Gadasını aldığım, kurban olduğum yavrum nen var senin?
Ana oğul kavakların gölgesinde ağlaşıyorlardı. Çocuklar, feryadı duyan komşu kadınları toplanmışlardı başlarına.
Ömer Ali’yi yerden kaldırmaya çalıştılar. Sol ayağını basamıyordu.
Acıyor ana, çok acıyor diyordu.
Sınıkçı Mehmet’e bir gösteriverseniz hemen, dedi komşusu Fatma kadın.
Bugün şehre gittiydi kayınbabam, evde yoktur diye cevap verdi Sınıkçı Mehmet’in gelini.
Her konuşandan bir medet umuyordu. Yalvarırcasına akıl verenlerin yüzlerine bakıyordu.
Çaresizliğini yutkuna yutkuna hissetti. Dili damağı birbirine yapışmıştı.
Ömer Ali’yi kadınların da yardımıyla sırtına aldı, eve götürdü.
Bağrışmalara uyanan kaynanası torununu, gelininin sırtında avlu kapısından içeri girerken görünce bir feryat da o kopardı.
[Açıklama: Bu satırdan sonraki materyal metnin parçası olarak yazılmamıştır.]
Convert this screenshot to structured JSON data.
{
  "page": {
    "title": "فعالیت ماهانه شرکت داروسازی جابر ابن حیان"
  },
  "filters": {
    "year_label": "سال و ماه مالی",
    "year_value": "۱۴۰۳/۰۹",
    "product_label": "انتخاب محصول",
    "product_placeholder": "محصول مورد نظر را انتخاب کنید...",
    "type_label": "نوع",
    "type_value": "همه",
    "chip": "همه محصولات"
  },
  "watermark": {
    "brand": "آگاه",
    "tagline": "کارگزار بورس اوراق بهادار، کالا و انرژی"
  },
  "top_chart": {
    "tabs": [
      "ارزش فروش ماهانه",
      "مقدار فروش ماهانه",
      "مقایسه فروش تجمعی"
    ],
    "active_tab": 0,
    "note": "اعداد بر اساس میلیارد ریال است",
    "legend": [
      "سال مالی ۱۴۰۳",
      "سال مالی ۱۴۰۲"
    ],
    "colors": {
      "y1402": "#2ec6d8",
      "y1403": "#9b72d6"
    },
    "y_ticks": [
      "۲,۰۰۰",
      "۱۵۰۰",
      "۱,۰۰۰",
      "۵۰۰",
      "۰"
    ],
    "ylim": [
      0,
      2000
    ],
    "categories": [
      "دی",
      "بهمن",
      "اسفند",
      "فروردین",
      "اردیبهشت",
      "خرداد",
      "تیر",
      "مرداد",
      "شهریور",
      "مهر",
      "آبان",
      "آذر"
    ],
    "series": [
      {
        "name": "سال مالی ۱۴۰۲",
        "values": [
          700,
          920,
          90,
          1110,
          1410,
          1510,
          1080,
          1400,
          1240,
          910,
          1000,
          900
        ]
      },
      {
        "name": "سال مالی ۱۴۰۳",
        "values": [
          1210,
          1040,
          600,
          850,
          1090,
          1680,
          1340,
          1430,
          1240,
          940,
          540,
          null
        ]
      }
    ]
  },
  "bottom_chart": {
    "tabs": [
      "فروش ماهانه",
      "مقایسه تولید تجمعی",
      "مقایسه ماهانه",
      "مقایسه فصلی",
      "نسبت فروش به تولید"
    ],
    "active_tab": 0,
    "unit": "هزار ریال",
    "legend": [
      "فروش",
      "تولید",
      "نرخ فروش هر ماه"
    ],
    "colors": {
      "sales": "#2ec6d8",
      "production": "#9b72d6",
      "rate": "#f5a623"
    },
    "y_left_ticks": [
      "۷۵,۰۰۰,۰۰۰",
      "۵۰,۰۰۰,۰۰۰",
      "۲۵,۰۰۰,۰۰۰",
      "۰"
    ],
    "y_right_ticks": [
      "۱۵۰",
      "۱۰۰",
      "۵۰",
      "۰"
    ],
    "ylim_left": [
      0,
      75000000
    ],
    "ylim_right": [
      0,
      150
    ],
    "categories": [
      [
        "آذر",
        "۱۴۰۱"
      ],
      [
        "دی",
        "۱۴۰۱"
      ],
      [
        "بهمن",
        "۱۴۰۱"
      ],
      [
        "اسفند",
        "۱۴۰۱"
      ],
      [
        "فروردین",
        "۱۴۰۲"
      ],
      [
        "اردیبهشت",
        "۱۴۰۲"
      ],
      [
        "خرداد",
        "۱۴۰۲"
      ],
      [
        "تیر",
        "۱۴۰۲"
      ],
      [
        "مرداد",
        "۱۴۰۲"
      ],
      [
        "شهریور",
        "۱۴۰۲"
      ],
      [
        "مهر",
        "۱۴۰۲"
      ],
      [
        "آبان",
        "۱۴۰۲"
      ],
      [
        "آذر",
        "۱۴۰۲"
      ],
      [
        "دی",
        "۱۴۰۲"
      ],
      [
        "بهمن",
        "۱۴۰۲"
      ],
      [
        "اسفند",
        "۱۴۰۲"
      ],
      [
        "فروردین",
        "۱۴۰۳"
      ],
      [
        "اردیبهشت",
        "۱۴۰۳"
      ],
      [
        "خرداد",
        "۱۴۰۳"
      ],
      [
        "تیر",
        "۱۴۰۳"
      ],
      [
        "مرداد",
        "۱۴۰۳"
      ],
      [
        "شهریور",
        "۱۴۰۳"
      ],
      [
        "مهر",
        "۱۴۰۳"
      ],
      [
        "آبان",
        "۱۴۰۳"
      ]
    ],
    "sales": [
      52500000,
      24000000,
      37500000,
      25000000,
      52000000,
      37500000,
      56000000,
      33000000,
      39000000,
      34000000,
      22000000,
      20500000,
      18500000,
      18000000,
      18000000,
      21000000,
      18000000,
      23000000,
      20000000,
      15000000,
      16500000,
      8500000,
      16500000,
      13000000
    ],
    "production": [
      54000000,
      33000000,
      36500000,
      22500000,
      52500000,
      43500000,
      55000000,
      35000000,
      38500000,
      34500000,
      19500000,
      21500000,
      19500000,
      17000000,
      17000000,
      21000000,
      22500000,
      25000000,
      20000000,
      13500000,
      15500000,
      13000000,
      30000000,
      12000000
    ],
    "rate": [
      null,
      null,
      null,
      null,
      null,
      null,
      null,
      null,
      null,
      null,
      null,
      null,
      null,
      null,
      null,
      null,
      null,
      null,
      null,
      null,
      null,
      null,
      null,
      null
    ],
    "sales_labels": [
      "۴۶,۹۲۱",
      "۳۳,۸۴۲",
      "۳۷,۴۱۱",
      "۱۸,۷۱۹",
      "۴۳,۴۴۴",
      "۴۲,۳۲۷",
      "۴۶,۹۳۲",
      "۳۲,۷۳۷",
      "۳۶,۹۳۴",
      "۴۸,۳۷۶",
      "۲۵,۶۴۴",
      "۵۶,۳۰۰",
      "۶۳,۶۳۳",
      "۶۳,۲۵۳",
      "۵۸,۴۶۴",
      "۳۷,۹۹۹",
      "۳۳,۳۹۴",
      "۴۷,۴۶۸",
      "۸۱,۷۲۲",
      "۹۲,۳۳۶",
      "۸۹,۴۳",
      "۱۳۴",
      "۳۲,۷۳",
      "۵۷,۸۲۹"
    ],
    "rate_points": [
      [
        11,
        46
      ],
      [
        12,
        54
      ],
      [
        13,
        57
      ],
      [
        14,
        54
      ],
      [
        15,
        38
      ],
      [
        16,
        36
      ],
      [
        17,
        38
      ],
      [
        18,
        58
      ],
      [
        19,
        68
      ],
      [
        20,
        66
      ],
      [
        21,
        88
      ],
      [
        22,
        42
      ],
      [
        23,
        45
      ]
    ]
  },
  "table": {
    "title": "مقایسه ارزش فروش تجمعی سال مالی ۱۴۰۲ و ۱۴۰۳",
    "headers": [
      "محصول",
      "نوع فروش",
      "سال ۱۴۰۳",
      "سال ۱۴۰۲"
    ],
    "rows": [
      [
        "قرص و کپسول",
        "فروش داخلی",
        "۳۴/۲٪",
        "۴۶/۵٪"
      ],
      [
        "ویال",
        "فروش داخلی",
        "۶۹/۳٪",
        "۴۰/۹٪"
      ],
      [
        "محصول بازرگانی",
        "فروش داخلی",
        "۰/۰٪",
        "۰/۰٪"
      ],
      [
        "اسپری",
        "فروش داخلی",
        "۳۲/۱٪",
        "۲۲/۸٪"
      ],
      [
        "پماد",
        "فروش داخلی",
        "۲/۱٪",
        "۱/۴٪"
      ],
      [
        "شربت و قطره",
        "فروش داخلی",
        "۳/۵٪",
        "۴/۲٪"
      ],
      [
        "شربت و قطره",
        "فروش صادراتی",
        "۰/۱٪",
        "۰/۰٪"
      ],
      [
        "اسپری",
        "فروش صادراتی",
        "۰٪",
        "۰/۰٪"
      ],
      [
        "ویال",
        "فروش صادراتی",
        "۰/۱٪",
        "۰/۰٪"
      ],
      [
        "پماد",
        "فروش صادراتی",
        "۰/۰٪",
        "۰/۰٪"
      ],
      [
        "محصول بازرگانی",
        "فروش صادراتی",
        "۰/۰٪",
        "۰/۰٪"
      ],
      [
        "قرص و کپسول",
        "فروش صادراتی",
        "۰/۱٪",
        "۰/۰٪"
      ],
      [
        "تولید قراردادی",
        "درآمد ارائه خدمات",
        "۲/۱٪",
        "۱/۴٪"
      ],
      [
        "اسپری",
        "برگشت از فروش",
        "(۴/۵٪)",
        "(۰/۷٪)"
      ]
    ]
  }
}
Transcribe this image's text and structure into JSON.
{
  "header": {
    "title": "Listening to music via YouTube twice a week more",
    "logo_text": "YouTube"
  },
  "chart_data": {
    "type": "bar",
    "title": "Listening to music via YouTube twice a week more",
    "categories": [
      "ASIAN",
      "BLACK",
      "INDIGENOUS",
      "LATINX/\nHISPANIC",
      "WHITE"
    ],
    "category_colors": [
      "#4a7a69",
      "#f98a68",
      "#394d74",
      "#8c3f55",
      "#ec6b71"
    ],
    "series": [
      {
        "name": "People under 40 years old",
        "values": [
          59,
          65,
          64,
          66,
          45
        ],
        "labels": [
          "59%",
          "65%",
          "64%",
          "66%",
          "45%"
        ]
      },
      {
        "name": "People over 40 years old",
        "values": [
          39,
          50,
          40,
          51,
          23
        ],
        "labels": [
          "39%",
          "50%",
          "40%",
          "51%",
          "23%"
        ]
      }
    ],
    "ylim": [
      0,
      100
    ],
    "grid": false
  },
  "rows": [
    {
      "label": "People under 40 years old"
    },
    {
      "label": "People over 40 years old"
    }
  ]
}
Bir araba bulsak, şehre götürürdük hemen dedi kaynanası. Ters vakitti. Köyün dolmuşları henüz şehirden dönmemişti. Eli mahkûm bekleyeceklerdi.
Oğlunun dizindeki sıyrıkları ılık suya batırılmış bezle sildi. Şişlik vardı. Kaynanası bir poşete koyduğu buzu getirdi. Şişini alır, iyi gelir kızım dedi.
Ağlaması dinmişti, ama içinde bir yerlerde kendini kınayan, suratına bir paçavra gibi savrulan yalanın acısı giderek artıyordu.

DİPNOT:
Gadasını almak: başkasının derdini, ona gelecek belayı almak.
Sınıkçı: kırık ve çıkıkları tedavi eden kişi.
Zahra: zahire; gereğinde kullanılmak üzere saklanan gıda, tahıl.